ASFA's study cited a Household, Income and Labour Dynamics in Australia (HILDA) longitudinal survey, which found "80% of people aged 60 and over who died in the period 2014 to 2018 had no super at all in the period of up to four years before their death."
Australian Tax Office data also shows "around 1.7 million Australians aged 70 and over have no superannuation or, in other words, over 60% of those aged 70 and over have no super."
National Seniors Australia CEO John McCallum told Savings.com.au there was evidence of lack of planning among retirees and their super, but there was "strong negativity" around residential care creating a barrier to better planning.
"The riskiest issue with superannuation in retirement is choosing the number of years a retiree is expecting to live and matching a budget accordingly," Mr McCallum said.
"For those who do plan for lifestyle and care in later life, one size does not fit all. It requires a very personal plan when it comes to drawing down on your super."
National Seniors Australia chief advocate Ian Henschke was sceptical about the treasury covenant's validity, but explained why some retirees could be holding onto their nest egg.
"We know that many of our members are worried about health and aged care costs," Mr Henschke told Savings.com.au.
"We found that they are holding money for home care, and to care for their partner - their spouse.
"It’s an example of where bureaucracy looks at the system and says 'We’ve designed the system that works'.

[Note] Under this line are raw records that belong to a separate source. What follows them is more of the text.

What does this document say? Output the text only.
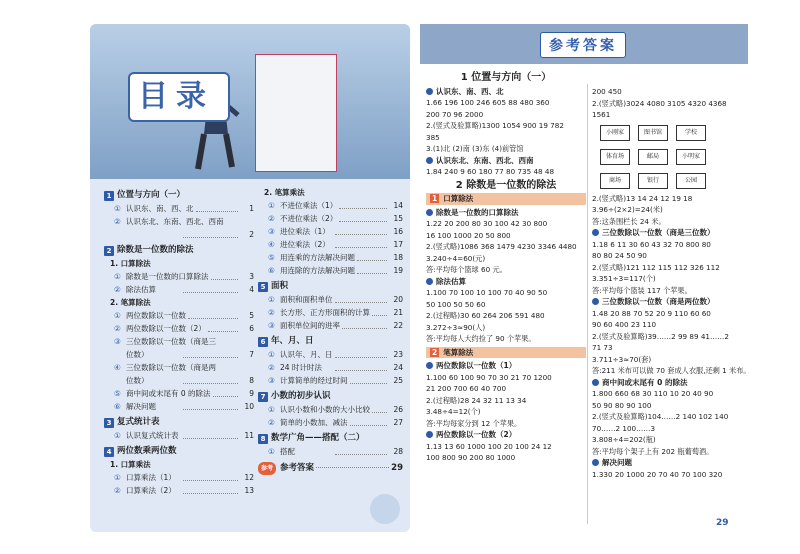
目录
1 位置与方向（一）
① 认识东、南、西、北	1
② 认识东北、东南、西北、西南
2
2 除数是一位数的除法
1. 口算除法
① 除数是一位数的口算除法	3
② 除法估算	4
2. 笔算除法
① 两位数除以一位数	5
② 两位数除以一位数（2）	6
③ 三位数除以一位数（商是三
位数）	7
④ 三位数除以一位数（商是两
位数）	8
⑤ 商中间或末尾有 0 的除法	9
⑥ 解决问题	10
3 复式统计表
① 认识复式统计表	11
4 两位数乘两位数
1. 口算乘法
① 口算乘法（1）	12
② 口算乘法（2）	13
2. 笔算乘法
① 不进位乘法（1）	14
② 不进位乘法（2）	15
③ 进位乘法（1）	16
④ 进位乘法（2）	17
⑤ 用连乘的方法解决问题	18
⑥ 用连除的方法解决问题	19
5 面积
① 面积和面积单位	20
② 长方形、正方形面积的计算	21
③ 面积单位间的进率	22
6 年、月、日
① 认识年、月、日	23
② 24 时计时法	24
③ 计算简单的经过时间	25
7 小数的初步认识
① 认识小数和小数的大小比较	26
② 简单的小数加、减法	27
8 数学广角——搭配（二）
① 搭配	28
参考 参考答案	29
参考答案
1 位置与方向（一）
认识东、南、西、北
1.66 196 100 246 605 88 480 360
200 70 96 2000
2.(竖式及验算略)1300 1054 900 19 782
385
3.(1)北 (2)南 (3)东 (4)前管馆
认识东北、东南、西北、西南
1.84 240 9 60 180 77 80 735 48 48
2 除数是一位数的除法
1 口算除法
除数是一位数的口算除法
1.22 20 200 80 30 100 42 30 800
16 100 1000 20 50 800
2.(竖式略)1086 368 1479 4230 3346 4480
3.240÷4=60(元)
答:平均每个篮球 60 元。
除法估算
1.100 70 100 10 100 70 40 90 50
50 100 50 50 60
2.(过程略)30 60 264 206 591 480
3.272÷3≈90(人)
答:平均每人大约捡了 90 个苹果。
2 笔算除法
两位数除以一位数（1）
1.100 60 100 90 70 30 21 70 1200
21 200 700 60 40 700
2.(过程略)28 24 32 11 13 34
3.48÷4=12(个)
答:平均每家分到 12 个苹果。
两位数除以一位数（2）
1.13 13 60 1000 100 20 100 24 12
100 800 90 200 80 1000
200 450
2.(竖式略)3024 4080 3105 4320 4368
1561
小刚家	图书馆	学校
体育场	邮局	小明家
商场	银行	公园
2.(竖式略)13 14 24 12 19 18
3.96÷(2×2)=24(米)
答:这条围栏长 24 米。
三位数除以一位数（商是三位数）
1.18 6 11 30 60 43 32 70 800 80
80 80 24 50 90
2.(竖式略)121 112 115 112 326 112
3.351÷3=117(个)
答:平均每个篮装 117 个苹果。
三位数除以一位数（商是两位数）
1.48 20 88 70 52 20 9 110 60 60
90 60 400 23 110
2.(竖式及验算略)39……2 99 89 41……2
71 73
3.711÷3≈70(套)
答:211 米布可以做 70 套成人衣服,还剩 1 米布。
商中间或末尾有 0 的除法
1.800 660 68 30 110 10 20 40 90
50 90 80 90 100
2.(竖式及验算略)104……2 140 102 140
70……2 100……3
3.808÷4=202(瓶)
答:平均每个架子上有 202 瓶葡萄酒。
解决问题
1.330 20 1000 20 70 40 70 100 320
29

"What they should be doing is talking to older Australians and finding out 'Why are they doing this?'"
In January, Mr Henschke called for a universal pension after there were some rumblings about the Government introducing enforced spending of superannuation balances.
"If every year, you worry whether the market will give you enough or not, you have little choice but to be conservative," he said.
"I’m sure many retirees feel this way, having lived through two of the biggest market downturns in recent history. It’s a terrifying financial rollercoaster you really don’t want to get on."